Potential harms of pharmacological management for acute behavioural disturbance in children

Note: If pharmacological management is used for children, always monitor the child closely for adverse drug effects.

Pharmacological management for children with acute behavioural disturbance can be associated with potential harms. If pharmacological management for children is used, always seek expert advice and monitor the child closely for adverse drug effects; see Principles of monitoring a patient with acute behavioural disturbance for more information.

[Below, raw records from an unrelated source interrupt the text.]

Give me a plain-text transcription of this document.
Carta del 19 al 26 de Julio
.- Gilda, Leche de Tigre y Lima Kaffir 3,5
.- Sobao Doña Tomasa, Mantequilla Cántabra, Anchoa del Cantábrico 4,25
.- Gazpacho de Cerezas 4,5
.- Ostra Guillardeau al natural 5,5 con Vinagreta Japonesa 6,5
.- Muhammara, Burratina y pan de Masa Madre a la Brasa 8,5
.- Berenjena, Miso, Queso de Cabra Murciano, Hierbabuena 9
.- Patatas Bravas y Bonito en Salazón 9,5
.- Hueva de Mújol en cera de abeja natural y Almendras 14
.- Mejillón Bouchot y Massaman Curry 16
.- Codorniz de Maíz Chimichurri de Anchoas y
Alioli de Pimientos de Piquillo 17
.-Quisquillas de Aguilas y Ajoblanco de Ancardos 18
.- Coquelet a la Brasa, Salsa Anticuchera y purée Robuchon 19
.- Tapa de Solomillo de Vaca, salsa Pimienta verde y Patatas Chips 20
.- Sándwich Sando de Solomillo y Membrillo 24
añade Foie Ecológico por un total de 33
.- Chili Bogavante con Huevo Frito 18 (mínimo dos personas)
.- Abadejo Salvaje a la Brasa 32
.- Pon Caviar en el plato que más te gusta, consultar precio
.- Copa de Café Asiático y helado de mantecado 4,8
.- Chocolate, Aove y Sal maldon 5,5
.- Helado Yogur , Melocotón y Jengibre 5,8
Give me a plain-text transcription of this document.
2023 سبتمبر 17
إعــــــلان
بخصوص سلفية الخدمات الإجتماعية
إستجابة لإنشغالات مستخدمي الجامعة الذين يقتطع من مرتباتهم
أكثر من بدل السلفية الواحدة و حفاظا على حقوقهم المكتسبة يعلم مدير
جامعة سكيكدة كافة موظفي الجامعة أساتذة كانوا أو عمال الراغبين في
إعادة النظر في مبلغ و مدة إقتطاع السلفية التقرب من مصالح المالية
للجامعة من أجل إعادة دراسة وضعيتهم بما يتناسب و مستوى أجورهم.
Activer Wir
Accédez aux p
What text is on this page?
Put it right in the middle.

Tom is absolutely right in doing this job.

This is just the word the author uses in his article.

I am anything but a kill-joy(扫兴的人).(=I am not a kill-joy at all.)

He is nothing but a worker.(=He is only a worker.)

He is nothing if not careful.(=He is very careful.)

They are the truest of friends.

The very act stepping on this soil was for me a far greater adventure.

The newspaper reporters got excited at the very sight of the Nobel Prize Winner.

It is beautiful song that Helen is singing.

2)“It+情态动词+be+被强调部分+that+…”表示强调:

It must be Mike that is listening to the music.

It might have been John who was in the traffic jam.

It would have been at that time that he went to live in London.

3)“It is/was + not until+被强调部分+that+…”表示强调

Potential harms that are associated with sedative drugs include:

  • oversedation
  • airway obstruction
    • loss of airway tone and protective reflexes
    • laryngospasm
  • respiratory depression
  • aspiration
  • hypotension
  • QT-interval prolongation and arrhythmias
  • complications of immobility (eg pressure injury)
  • paradoxical agitation
  • extrapyramidal adverse effects of antipsychotic drugs 
  • anticholinergic adverse effects of antipsychotic drugs.

Oversedation, causing unconsciousness and loss of protective airway reflexes, is an emergency—if this occurs, seek expert assistance to manage the airway and breathing urgently according to advanced life support protocols1. This is rare after oral sedative drug administration—complications are more likely after parenteral administration of sedative drugs.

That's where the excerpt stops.